In Miller’s staging, Barizo’s voice is paired with its mirrored counterpart, extending the monodramatic form into a double embodiment: two performers voicing the same consciousness across time. As Miller notes of their collaboration, “The two of us were thinking a lot about how to subvert these containers of time and how we can represent more expansive approaches within a very Western classical framework.” First appearing as a youthful echo in the prelude, Ishida returns for the final act as a spectral reflection for a parting duet with Barizo, evoking the pangs of splintered memory and loss amid time’s ongoing drift.

The accompanying string ensemble, conducted by Eric Jacobsen, conjures a shifting soundscape of chord clusters—what Barizo calls chord clouds—punctuated by sweeping glissandos and pizzicatos.

Graphic score for Cloud Variations (2025) | J. Mae Barizo

Comprised of circular graphic texts mapping stage and sound spatialization, the scoring collapses into a hybrid object, retaining the sonic fluency of a musical text while simultaneously functioning as a visual poem, interpretable across multiple sensory registers. This transdisciplinary approach forms the conceptual and compositional framework for Barizo’s work and underpins her creative thinking writ large: “A poem can be many things: a performance, a sculpture, an opera,” she comments.

Building on a history of experimental approaches to classical music, Cloud Variations emerges from the minimalist experiments of the 1960s—popularized by Glass in the 1970s—and continues a lineage of compositions that foreground texture, rhythm, and temporal perception over strict narrative or harmonic progression. Like Glass and his contemporaries, who sought to expand inherited conventions, Cloud Variations broadens the scope of the orchestral form, blurring the boundaries between poetry and sound. As Miller observes, “Working in a classical music framework, we’re already in a container of convention and tradition, so the idea of creating an orchestral sound poem really stretches what multidisciplinary symphonic programming can be.”

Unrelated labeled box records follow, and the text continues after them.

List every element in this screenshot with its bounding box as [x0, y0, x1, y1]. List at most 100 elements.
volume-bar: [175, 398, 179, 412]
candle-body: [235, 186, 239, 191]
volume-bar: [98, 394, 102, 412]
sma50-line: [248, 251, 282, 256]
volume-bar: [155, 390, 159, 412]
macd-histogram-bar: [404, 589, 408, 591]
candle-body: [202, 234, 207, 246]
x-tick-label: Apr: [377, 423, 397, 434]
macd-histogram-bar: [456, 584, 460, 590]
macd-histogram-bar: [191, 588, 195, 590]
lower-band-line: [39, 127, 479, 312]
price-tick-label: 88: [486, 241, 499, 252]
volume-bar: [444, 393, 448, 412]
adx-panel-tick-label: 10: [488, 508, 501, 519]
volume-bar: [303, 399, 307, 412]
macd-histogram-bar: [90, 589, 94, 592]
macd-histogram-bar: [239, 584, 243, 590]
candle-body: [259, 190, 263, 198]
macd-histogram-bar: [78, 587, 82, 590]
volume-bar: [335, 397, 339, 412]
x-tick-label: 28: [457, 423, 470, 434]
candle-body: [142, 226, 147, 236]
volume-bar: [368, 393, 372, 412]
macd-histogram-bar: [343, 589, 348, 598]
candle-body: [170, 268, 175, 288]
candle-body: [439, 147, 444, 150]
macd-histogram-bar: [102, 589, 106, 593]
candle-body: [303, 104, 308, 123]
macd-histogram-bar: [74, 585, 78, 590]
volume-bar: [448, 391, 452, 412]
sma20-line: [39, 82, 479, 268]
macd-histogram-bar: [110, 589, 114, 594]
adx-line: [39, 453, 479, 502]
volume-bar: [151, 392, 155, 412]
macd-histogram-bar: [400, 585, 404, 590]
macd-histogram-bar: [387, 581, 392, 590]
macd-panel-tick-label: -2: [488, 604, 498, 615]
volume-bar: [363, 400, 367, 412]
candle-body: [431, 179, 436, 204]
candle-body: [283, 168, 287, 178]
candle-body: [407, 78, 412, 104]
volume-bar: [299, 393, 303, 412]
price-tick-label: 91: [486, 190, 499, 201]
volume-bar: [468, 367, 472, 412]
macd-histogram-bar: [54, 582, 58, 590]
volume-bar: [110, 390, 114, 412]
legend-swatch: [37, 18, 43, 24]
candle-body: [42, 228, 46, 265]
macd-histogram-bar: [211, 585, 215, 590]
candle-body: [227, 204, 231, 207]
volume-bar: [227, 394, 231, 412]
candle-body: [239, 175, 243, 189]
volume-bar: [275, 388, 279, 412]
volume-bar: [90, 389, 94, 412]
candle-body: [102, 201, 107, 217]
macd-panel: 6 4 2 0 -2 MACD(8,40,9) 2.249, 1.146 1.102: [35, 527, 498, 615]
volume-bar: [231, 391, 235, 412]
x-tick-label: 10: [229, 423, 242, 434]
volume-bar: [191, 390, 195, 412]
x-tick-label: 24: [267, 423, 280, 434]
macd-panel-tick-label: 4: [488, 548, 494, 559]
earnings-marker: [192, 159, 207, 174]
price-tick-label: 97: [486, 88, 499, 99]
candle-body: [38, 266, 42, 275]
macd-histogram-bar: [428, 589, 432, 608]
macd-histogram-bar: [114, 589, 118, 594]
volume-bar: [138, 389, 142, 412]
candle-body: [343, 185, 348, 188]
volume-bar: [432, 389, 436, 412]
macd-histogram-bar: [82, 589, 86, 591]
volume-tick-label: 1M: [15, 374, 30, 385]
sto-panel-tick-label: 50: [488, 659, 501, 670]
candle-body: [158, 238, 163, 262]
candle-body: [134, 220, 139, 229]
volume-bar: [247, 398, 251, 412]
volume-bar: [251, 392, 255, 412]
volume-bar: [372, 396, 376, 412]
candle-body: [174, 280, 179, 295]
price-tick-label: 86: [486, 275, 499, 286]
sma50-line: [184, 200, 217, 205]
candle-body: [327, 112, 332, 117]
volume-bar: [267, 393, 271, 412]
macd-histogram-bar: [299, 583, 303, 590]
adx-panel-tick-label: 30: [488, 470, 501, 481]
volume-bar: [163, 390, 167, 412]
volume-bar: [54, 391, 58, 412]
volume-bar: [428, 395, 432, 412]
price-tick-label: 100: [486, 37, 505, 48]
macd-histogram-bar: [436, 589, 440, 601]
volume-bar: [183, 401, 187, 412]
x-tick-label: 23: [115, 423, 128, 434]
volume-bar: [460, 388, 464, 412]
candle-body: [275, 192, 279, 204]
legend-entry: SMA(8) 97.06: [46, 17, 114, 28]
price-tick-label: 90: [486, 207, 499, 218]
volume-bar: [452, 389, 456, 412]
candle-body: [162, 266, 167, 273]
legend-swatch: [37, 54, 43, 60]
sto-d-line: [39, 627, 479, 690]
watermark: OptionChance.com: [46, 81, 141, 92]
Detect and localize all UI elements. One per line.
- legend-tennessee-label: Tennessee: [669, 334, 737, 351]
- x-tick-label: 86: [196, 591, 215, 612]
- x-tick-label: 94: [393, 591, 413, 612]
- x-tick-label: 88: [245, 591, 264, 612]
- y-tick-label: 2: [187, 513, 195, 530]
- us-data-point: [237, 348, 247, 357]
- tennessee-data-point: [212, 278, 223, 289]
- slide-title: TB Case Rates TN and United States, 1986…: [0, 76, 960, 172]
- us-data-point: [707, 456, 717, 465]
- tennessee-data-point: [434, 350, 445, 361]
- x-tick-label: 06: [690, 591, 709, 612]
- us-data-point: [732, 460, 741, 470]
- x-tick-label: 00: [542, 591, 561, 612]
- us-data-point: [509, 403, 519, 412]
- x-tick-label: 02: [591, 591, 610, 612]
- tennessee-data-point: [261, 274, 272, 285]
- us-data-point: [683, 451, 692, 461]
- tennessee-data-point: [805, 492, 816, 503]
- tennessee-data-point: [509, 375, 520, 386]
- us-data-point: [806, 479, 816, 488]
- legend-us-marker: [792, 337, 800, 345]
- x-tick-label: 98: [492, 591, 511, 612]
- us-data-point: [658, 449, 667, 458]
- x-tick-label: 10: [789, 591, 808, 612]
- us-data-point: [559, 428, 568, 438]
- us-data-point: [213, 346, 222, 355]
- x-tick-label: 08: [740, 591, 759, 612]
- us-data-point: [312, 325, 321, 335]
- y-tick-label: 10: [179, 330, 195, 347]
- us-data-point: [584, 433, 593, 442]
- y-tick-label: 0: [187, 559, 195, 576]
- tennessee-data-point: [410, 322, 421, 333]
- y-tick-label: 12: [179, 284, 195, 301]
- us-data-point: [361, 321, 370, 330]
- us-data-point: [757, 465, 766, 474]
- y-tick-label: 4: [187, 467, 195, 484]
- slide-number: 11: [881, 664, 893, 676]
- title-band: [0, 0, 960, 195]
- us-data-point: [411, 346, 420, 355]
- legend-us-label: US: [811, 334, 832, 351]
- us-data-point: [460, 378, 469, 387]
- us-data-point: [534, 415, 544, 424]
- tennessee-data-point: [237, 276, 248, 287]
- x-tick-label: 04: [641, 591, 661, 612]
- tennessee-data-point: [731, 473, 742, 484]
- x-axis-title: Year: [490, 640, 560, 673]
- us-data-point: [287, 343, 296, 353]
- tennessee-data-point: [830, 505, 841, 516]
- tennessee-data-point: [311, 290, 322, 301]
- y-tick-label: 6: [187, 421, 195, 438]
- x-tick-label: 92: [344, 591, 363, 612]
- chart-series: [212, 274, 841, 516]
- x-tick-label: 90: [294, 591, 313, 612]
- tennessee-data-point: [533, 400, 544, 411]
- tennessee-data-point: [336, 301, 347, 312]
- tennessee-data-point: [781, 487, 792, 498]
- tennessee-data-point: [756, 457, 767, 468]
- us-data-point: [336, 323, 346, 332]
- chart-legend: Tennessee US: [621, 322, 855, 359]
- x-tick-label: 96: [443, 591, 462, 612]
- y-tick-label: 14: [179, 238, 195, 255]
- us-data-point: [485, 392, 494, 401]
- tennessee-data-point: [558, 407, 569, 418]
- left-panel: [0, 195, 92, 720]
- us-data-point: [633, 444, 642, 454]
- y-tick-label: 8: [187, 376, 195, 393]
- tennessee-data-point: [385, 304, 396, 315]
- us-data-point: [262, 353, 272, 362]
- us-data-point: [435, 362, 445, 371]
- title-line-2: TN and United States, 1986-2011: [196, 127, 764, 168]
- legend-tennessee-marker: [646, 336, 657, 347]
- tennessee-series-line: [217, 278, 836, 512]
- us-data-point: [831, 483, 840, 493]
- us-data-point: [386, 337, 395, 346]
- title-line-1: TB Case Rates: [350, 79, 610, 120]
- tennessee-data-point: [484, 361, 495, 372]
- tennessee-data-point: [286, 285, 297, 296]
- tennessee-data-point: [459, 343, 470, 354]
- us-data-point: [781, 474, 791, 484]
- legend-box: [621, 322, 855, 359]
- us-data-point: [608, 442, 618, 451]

Beyond text and sound, Barizo and Ishida’s movements—staged with a deliberate sense of fluidity—were further articulated through the wearable art pieces designed by Parsons School of Design alum Yuchang Xiao, which transformed the performers’ bodies into living extensions of the work’s hybrid score. Both Barizo and Ishida’s costumes were cut and draped from the same semi-translucent fabric panel, reflecting the nature of encounter, or, as Xiao puts it, “the concept of meeting yourself.”

Photo courtesy of Yuchang Xiao.

Xiao envisions the wearables in a Cageian sense, as instruments of unpredictable encounter—sites where the perceived distance between self and material dissolves and reemerges. “Costume for me is a device for transformation,” Xiao explains. For John Cage, whose mid-century happenings reimagined performance as a field of encounter, these events were not merely aesthetic experiments but spaces of attentiveness and openness, arising from shifting cultural, linguistic, and historical terrains of the postwar era. In Cloud Variations, this spirit of openness is reconfigured for the twenty-first century, where the boundaries between body, text, and technology continuously blur—a tireless search for self amid the indeterminacies of language and the unfolding of desire and empire.

It feels fitting that this performance should occur only once, existing as a co-constitutive encounter that implicated performers and audience alike in its fleeting, singular realization. Extending the Cageian tradition of the happening, Barizo enlisted the audience, “from the front row” onward, as active participants in the generation of the work—of empire, of love—eliciting reflection on complicity amid the complex entanglements of desire and hegemony. Though Barizo’s voice carries most of the text, it is her mirrored younger self who delivers the final reverberating lines: “Is it the end of empire or the beginning? / The waves fold and unfold.”